South Korea is also investigating another case from Yangju, north of Seoul.

Highly pathogenic AI is very contagious and can make poultry very sick and even cause death.

Quarantine officials launched investigations at 10 major habitats for migratory birds around the area where the two confirmed AI cases were discovered.

Smaller poultry farms in the region are banned from selling or buying birds in line with efforts to prevent the spread of the disease.

Separately, South Korea has been grappling with new African swine fever cases in the country as well.

Authorities confirmed two ASF cases from Gangwon Province earlier this month, marking the first outbreak of the animal disease since October 2019.

Although no additional cases were reported from local farms since, the ministry remains vigilant, as the virus can spread again at anytime through wild boars or other animals.

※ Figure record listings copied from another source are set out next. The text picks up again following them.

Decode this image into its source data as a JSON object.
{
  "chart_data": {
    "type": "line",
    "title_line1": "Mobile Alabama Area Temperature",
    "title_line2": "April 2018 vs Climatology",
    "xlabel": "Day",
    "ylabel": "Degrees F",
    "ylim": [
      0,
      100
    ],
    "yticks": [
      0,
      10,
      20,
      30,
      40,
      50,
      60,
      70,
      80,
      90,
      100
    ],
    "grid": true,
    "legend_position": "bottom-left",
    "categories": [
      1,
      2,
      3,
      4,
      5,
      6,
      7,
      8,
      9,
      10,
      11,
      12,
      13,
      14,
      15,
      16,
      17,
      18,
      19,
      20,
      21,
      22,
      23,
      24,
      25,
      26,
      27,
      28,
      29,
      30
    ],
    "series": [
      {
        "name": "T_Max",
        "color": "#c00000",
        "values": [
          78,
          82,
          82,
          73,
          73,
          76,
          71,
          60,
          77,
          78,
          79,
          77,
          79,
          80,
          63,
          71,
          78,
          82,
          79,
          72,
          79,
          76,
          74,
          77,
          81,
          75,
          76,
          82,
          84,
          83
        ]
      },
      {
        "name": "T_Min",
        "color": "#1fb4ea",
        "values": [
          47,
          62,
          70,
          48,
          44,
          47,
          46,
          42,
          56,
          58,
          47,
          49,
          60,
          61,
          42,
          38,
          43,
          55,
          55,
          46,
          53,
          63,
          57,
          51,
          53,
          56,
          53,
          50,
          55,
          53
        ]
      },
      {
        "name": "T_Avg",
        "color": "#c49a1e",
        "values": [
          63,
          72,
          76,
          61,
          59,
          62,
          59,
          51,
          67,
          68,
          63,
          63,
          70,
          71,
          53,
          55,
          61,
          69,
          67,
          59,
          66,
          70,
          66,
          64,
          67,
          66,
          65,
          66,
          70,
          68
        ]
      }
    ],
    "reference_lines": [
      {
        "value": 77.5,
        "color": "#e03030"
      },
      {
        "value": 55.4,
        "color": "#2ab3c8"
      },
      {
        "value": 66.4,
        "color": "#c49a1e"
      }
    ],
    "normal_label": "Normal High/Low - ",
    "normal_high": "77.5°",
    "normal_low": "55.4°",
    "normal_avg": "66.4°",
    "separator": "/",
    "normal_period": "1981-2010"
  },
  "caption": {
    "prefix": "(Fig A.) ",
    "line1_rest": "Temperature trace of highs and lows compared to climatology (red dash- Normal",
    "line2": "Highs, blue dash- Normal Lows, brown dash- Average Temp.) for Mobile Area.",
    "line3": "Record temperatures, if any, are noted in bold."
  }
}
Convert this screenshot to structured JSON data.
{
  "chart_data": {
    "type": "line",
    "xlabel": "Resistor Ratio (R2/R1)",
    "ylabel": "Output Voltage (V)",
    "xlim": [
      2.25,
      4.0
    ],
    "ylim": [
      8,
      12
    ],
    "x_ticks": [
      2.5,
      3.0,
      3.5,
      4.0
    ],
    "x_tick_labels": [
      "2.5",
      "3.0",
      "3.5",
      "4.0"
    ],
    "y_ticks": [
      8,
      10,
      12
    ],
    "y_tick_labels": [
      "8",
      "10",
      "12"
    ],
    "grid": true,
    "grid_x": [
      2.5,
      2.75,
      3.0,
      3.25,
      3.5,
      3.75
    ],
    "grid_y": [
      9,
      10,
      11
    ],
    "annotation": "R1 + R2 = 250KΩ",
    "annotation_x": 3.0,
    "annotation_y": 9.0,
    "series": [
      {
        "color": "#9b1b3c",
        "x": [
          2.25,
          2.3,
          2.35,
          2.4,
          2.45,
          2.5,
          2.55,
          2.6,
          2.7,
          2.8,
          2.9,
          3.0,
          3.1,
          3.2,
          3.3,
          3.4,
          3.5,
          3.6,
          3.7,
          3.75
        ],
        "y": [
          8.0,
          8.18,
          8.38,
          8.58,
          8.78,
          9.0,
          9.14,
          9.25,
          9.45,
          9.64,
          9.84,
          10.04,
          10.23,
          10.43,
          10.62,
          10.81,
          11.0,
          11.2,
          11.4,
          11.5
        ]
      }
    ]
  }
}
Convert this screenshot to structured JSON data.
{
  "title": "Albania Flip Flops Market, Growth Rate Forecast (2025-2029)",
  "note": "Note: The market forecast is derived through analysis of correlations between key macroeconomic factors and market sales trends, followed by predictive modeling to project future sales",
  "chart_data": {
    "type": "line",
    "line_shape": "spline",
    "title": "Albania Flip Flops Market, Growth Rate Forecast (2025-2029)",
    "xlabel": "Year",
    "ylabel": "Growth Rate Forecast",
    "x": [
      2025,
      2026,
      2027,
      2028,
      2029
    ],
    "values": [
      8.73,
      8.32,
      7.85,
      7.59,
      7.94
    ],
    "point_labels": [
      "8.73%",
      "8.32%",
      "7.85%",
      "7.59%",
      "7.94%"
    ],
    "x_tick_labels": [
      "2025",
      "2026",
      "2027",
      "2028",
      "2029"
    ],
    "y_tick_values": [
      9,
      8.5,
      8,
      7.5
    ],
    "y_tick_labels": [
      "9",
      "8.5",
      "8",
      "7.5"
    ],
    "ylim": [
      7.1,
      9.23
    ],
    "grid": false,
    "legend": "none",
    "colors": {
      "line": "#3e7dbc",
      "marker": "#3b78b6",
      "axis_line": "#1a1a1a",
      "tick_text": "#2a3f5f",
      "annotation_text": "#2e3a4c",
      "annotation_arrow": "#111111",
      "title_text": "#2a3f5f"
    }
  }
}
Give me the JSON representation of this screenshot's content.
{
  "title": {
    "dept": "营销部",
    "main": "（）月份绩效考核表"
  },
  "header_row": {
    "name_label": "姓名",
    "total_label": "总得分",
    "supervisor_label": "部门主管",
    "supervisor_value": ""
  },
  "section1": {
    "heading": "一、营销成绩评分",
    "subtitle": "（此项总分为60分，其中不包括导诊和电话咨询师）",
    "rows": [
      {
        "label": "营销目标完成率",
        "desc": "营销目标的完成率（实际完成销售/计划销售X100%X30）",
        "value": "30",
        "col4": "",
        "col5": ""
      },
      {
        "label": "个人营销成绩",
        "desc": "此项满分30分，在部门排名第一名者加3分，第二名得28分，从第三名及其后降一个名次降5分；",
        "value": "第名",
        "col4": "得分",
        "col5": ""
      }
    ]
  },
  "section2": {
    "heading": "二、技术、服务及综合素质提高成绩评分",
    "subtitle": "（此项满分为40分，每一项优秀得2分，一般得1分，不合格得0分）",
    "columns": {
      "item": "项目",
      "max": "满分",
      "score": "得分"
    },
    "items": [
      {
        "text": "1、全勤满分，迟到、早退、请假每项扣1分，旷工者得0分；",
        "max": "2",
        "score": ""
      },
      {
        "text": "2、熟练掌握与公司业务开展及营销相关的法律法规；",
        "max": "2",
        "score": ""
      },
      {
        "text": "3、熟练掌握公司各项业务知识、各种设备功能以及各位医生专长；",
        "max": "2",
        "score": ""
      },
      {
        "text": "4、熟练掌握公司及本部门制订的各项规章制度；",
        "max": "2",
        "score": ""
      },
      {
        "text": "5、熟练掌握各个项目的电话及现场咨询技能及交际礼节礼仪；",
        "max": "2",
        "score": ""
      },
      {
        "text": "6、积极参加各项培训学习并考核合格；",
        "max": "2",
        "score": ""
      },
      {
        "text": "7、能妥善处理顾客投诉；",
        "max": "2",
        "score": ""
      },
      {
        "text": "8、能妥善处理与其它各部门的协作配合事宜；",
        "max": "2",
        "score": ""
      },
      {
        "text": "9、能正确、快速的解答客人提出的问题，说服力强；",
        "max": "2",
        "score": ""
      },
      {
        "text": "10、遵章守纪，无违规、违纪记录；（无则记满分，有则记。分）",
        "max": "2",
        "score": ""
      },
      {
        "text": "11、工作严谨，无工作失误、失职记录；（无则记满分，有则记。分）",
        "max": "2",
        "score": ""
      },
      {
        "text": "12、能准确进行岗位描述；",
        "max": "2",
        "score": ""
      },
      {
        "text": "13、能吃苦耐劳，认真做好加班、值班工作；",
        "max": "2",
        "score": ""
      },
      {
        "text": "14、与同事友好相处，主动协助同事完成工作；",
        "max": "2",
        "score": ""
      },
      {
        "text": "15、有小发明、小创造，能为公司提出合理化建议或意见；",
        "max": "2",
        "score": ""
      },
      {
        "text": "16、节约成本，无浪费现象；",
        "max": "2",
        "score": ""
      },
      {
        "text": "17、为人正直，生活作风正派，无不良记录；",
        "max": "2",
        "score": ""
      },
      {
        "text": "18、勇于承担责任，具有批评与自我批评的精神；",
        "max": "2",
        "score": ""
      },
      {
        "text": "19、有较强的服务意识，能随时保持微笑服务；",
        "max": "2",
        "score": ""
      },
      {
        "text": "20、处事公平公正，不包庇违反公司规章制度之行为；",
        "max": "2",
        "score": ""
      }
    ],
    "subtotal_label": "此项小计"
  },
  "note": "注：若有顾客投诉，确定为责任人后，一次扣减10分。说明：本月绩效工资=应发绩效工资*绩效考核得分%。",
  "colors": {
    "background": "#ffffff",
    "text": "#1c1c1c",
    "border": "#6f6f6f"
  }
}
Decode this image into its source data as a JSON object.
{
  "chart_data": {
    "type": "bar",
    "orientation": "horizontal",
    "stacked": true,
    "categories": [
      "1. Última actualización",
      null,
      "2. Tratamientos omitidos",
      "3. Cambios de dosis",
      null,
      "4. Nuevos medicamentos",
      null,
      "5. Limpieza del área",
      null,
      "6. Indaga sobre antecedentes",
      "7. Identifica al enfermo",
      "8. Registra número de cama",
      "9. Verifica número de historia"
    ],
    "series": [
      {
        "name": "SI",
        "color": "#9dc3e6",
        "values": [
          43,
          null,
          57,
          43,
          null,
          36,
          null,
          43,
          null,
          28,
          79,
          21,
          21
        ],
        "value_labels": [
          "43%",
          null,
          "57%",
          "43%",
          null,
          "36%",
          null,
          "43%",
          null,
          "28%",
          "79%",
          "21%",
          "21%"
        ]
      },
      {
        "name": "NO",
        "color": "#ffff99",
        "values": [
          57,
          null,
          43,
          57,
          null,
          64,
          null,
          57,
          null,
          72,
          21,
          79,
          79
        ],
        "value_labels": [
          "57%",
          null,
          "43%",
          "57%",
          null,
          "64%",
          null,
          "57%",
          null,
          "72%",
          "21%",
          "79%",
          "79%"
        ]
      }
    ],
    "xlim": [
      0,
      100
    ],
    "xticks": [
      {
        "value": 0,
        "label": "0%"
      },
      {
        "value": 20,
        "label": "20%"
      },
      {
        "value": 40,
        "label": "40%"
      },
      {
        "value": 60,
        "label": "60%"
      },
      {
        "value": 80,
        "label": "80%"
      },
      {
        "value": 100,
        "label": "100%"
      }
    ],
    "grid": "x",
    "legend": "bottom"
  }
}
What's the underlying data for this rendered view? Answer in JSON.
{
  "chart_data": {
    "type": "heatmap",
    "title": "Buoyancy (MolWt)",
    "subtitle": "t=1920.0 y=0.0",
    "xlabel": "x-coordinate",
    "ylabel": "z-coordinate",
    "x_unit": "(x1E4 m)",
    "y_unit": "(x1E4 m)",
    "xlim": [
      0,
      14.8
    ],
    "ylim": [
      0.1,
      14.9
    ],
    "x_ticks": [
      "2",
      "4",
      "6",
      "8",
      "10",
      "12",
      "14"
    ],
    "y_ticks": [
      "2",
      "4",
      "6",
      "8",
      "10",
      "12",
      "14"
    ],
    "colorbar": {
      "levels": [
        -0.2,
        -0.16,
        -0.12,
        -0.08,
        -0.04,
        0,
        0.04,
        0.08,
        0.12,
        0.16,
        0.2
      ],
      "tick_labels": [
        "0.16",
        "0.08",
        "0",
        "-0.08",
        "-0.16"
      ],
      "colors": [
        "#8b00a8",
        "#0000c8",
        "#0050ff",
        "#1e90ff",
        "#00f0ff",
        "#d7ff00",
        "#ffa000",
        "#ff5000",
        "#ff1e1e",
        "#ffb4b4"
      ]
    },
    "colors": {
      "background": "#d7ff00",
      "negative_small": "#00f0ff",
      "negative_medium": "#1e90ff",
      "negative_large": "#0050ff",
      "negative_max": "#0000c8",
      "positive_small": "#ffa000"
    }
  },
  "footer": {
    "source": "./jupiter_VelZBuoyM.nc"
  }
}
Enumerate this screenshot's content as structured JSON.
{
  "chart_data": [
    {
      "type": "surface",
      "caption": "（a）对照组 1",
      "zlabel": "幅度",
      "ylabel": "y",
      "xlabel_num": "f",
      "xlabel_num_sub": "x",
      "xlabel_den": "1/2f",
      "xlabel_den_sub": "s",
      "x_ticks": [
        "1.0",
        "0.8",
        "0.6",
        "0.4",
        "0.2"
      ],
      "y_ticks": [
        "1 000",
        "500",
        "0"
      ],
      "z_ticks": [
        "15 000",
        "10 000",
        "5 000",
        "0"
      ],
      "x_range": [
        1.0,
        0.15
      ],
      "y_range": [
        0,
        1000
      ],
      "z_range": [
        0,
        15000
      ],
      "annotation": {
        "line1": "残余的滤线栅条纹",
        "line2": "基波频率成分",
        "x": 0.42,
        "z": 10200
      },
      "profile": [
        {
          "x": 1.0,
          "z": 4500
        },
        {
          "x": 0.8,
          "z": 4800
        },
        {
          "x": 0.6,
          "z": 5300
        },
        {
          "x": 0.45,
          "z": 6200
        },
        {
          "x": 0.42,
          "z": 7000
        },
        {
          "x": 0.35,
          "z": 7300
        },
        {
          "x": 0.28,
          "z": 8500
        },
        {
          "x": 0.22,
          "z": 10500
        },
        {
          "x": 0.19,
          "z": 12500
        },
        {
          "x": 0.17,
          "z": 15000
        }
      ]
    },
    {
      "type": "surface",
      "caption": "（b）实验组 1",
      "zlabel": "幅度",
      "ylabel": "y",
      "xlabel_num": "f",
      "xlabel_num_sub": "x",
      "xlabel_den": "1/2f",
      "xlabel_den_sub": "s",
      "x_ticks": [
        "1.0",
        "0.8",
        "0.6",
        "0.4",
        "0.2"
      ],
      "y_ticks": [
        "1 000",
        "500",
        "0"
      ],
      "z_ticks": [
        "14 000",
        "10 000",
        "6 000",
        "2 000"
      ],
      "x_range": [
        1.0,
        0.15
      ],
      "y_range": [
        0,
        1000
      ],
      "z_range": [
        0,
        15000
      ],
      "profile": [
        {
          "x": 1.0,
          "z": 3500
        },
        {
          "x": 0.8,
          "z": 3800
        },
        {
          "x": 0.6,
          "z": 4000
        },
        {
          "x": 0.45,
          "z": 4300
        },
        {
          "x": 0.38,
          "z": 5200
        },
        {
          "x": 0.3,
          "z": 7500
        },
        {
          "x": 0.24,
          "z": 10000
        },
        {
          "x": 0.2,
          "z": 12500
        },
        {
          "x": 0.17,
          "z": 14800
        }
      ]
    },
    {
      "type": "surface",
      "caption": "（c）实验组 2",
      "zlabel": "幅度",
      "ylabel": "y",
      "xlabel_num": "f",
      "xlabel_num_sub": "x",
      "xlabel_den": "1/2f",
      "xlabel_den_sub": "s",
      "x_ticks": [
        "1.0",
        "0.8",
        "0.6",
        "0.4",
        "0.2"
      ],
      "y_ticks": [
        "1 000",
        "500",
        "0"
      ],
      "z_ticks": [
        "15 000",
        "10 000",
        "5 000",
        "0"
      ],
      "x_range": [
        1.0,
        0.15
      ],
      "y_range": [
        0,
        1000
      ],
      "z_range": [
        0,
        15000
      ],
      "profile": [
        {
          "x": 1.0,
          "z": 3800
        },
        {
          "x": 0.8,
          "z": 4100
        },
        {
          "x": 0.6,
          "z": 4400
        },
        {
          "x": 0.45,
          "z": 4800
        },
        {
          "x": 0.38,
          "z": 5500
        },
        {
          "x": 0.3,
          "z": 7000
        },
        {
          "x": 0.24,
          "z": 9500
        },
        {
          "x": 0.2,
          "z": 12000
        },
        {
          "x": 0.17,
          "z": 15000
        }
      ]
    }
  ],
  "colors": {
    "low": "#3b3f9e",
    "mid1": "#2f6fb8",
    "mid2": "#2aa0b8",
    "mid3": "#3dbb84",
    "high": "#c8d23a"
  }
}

The ministry said it is investigating 1,245 farms of Gyeonggi and Gangwon Provinces on a daily basis via phone.

Last year, ASF swept through pig farms in northern regions covering Gyeonggi and Gangwon Provinces, prompting authorities to cull about 400,000 pigs nationwide as part of preventive measures. A total of 14 farms were infected.

ASF does not affect humans but is deadly to pigs. There is currently no vaccine or cure for the disease.